Student-athlete celebrates championship win

Student-athlete celebrates championship win

                                                                                                                                                                                                                                                                                                                                                                                                                                                         Emily Lloyd 

Emily 200 medley relay finish version 2 Photo courtesy of Emily Lloyd
Emily finishes off her last season as a U.Va. swimmer with winning the ACC Championship for the fourth time.

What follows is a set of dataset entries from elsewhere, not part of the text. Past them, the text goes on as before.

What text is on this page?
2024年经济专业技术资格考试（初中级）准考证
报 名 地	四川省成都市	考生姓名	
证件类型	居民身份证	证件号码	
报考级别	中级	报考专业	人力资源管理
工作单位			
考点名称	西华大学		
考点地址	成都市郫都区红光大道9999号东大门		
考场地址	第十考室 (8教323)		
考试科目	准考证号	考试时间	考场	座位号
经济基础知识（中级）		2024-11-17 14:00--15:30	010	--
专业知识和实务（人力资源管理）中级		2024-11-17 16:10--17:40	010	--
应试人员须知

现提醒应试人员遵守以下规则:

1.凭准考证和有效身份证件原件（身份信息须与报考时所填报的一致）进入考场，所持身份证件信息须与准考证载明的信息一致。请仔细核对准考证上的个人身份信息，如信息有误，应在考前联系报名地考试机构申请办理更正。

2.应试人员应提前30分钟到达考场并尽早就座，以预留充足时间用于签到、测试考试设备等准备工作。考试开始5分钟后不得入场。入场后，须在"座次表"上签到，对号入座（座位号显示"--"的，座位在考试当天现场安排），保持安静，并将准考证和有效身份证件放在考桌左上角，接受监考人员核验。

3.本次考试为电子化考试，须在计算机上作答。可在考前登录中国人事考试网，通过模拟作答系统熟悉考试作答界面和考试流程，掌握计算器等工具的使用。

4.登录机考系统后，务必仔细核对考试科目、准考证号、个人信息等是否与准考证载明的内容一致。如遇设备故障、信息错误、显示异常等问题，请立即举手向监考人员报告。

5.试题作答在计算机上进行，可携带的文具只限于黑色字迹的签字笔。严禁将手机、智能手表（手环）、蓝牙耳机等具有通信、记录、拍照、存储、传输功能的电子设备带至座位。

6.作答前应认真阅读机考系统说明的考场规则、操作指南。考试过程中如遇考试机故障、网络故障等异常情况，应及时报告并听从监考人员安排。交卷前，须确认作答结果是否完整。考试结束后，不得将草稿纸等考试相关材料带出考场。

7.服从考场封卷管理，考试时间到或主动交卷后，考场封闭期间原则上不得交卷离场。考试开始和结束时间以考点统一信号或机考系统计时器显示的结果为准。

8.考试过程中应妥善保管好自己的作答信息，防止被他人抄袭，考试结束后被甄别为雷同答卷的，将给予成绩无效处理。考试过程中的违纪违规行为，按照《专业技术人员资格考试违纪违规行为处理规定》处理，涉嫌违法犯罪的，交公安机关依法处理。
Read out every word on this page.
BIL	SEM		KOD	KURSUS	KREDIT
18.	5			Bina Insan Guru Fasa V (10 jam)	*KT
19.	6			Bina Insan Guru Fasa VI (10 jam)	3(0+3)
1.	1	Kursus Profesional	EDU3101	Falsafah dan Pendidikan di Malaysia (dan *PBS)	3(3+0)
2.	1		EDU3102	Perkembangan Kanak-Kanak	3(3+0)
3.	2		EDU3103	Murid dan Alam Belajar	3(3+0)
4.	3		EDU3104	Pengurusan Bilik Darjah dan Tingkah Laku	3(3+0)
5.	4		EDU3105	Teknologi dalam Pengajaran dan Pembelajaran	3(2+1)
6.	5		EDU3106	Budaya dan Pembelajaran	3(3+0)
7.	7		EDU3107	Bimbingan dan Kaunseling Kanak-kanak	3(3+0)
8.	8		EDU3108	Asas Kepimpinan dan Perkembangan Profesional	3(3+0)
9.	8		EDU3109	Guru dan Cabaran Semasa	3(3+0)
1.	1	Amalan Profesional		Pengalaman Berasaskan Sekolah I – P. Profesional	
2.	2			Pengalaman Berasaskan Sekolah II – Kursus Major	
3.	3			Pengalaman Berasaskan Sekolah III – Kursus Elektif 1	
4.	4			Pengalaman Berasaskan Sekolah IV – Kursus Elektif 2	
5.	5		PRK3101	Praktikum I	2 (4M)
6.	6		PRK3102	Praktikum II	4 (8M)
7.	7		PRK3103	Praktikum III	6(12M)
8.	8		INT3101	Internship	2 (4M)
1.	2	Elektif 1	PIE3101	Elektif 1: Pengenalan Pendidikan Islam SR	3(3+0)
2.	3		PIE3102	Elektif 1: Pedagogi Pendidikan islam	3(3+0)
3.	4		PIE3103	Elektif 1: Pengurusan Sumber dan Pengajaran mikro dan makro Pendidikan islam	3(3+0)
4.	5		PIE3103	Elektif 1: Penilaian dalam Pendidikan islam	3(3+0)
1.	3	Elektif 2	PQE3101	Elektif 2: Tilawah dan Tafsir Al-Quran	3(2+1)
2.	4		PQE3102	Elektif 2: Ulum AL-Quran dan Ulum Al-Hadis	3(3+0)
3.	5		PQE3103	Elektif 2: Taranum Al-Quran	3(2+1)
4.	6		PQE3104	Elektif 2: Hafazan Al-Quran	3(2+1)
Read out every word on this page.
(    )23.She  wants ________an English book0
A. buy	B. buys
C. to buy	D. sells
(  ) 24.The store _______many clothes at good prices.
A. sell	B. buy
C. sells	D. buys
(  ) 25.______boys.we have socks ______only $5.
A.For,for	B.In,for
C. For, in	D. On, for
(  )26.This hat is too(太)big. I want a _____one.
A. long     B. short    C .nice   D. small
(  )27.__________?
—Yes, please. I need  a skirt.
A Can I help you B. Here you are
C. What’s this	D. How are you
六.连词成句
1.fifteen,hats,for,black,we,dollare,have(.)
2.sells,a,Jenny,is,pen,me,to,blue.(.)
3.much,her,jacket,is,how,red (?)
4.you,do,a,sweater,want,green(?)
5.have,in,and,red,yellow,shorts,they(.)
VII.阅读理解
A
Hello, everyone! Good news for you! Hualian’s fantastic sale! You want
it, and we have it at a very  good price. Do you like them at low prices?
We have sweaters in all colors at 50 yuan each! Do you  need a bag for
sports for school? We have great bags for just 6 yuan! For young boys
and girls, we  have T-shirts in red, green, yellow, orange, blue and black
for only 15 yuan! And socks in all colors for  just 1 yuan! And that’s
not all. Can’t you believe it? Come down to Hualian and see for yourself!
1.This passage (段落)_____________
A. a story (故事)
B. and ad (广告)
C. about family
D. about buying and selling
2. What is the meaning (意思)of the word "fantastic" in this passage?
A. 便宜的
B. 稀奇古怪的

This past weekend, I competed at my fourth ACC Championship meet as a fourth year captain of the UVa swim team. I won my fourth team championship in four years and am now part of a dynasty that has won seven straight. In my entire time as a UVa swimmer I can count on one hand the number of meets I have ever lost. When framed in this way, winning seems easy. There is nothing further from the truth.

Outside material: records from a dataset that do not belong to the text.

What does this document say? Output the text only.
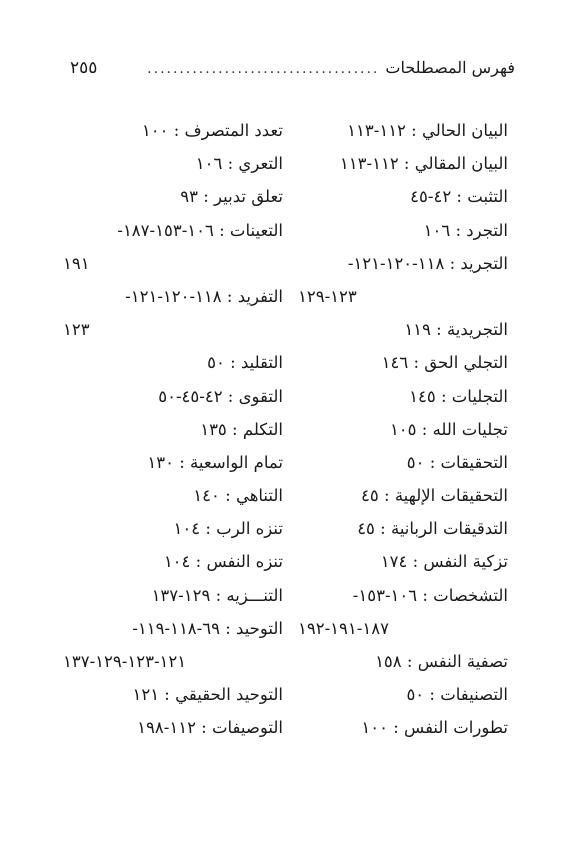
فهرس المصطلحات
....................................
٢٥٥
البيان الحالي : ١١٢-١١٣
البيان المقالي : ١١٢-١١٣
التثبت : ٤٢-٤٥
التجرد : ١٠٦
التجريد : ١١٨-١٢٠-١٢١-
١٢٣-١٢٩
التجريدية : ١١٩
التجلي الحق : ١٤٦
التجليات : ١٤٥
تجليات الله : ١٠٥
التحقيقات : ٥٠
التحقيقات الإلهية : ٤٥
التدقيقات الربانية : ٤٥
تزكية النفس : ١٧٤
التشخصات : ١٠٦-١٥٣-
١٨٧-١٩١-١٩٢
تصفية النفس : ١٥٨
التصنيفات : ٥٠
تطورات النفس : ١٠٠
تعدد المتصرف : ١٠٠
التعري : ١٠٦
تعلق تدبير : ٩٣
التعينات : ١٠٦-١٥٣-١٨٧-
١٩١
التفريد : ١١٨-١٢٠-١٢١-
١٢٣
التقليد : ٥٠
التقوى : ٤٢-٤٥-٥٠
التكلم : ١٣٥
تمام الواسعية : ١٣٠
التناهي : ١٤٠
تنزه الرب : ١٠٤
تنزه النفس : ١٠٤
التنـــزيه : ١٢٩-١٣٧
التوحيد : ٦٩-١١٨-١١٩-
١٢١-١٢٣-١٢٩-١٣٧
التوحيد الحقيقي : ١٢١
التوصيفات : ١١٢-١٩٨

Personally, my four years of swimming for UVa have been a combination of ups and downs in the water and emotional highs and lows. There are races and meets that I wish I could omit from my memory and those that I want to relive again and again. This past weekend was definitely one of the latter. It is difficult to put into words exactly what it is that makes a team special. Clearly, success is a crucial piece of the puzzle. But in terms of championships won, each of the four UVa women’s teams in my four years has been successful. This team is different. There is a reason why I swam races this weekend that I never imagined I could, and it had little to do with swimming itself. It has everything to do with my UVa family.

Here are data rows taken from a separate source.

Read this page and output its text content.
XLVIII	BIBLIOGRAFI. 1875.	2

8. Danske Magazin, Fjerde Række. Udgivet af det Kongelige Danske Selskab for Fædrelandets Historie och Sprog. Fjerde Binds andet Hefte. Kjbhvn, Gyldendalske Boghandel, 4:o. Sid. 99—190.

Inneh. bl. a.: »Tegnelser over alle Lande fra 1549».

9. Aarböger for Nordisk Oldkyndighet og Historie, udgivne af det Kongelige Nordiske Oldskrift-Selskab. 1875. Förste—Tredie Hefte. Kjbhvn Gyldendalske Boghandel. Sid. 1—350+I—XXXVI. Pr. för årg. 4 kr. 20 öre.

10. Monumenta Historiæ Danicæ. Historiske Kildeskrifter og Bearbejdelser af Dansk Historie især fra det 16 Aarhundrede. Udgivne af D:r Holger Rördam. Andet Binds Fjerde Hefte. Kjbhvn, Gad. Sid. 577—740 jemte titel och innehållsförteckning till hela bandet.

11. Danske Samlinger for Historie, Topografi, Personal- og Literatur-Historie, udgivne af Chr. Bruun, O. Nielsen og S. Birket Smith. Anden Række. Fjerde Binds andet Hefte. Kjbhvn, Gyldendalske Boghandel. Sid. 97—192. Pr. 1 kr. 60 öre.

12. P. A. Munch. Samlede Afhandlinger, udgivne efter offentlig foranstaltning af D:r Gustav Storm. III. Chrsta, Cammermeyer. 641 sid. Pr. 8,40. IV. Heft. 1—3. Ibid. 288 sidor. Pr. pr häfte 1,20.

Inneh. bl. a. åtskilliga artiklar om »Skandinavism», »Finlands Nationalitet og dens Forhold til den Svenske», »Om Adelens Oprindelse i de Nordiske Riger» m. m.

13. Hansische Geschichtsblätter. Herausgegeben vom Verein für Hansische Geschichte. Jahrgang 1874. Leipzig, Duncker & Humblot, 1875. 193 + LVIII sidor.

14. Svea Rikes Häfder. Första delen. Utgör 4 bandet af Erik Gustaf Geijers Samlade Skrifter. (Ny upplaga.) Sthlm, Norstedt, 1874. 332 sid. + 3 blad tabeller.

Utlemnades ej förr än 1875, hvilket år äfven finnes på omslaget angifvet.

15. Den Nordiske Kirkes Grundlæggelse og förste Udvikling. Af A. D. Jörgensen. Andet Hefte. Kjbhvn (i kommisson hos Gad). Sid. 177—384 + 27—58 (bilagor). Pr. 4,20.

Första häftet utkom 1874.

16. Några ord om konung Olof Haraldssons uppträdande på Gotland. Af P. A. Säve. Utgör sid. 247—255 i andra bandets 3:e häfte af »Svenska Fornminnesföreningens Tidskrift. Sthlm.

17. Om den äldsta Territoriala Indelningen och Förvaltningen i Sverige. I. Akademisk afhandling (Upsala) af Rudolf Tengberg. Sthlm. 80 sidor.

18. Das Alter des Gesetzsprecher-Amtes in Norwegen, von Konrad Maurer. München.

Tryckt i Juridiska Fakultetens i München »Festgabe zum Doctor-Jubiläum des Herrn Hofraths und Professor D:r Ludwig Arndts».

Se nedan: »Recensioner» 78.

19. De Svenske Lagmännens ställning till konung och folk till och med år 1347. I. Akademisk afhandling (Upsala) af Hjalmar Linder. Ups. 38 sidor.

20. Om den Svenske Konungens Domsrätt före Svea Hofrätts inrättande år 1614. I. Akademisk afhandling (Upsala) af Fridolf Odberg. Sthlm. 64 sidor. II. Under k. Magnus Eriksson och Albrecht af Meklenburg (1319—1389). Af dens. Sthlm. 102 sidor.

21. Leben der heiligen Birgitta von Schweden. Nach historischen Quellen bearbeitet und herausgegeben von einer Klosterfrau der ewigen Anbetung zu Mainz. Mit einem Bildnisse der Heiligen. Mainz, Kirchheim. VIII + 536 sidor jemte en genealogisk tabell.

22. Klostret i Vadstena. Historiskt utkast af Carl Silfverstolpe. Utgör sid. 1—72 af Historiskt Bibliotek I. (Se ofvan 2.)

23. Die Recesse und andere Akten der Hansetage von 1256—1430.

UVa swimming has always prided itself in its family atmosphere, and I have never felt that vibe as strongly as I did this weekend. Swimming is frankly a very boring sport; you move from wall to wall along a black line and hope to move a little faster each time you dive in the pool. What makes this sport enjoyable are the people with whom you spend those hours swimming back and forth. I have always known that, and I have been a part of the UVa swimming family for almost four years now, but I never fully understood that feeling until this past weekend. Swimming for your family means that when you dive in the pool, you feel the weight of your entire team on your back and rather than burying you with pressure, this weight pushes you forward. There is a clear difference between a team and a family. Swimming for a team means that individually you must earn a certain time or place in order to help the team succeed. Swimming for a family means that you are swimming with the energy of 36 of your sisters inside of you so that you simply cannot fail. The difference between the bad meets and the great ones are the memories of the people I will cherish forever.

Whether it’s the flashbacks to that split second I step onto the block and hear my team screaming, the dancing to our favorite song during warm-ups, or the countless inside jokes we share as teammates throughout the season, when I look back on my four years in swimming—and this weekend in particular—my brain remembers people, not races. These people and this family is what makes winning seem so easy. This family is what gives us all pride in ourselves, our team and our University. This family is what builds success and it is what separates UVa swimming from the rest of the ACC and even the rest of the country.

As I look forward to my last weeks as a college swimmer, I know to cherish these precious last moments, but I also know that as a member of this family, I will never truly leave. Membership into the UVa s’women dynasty is for life. Our team would not be where we are now without the women who swam before us and our 7-peat this past weekend belongs to each and every one of us—past, present and future.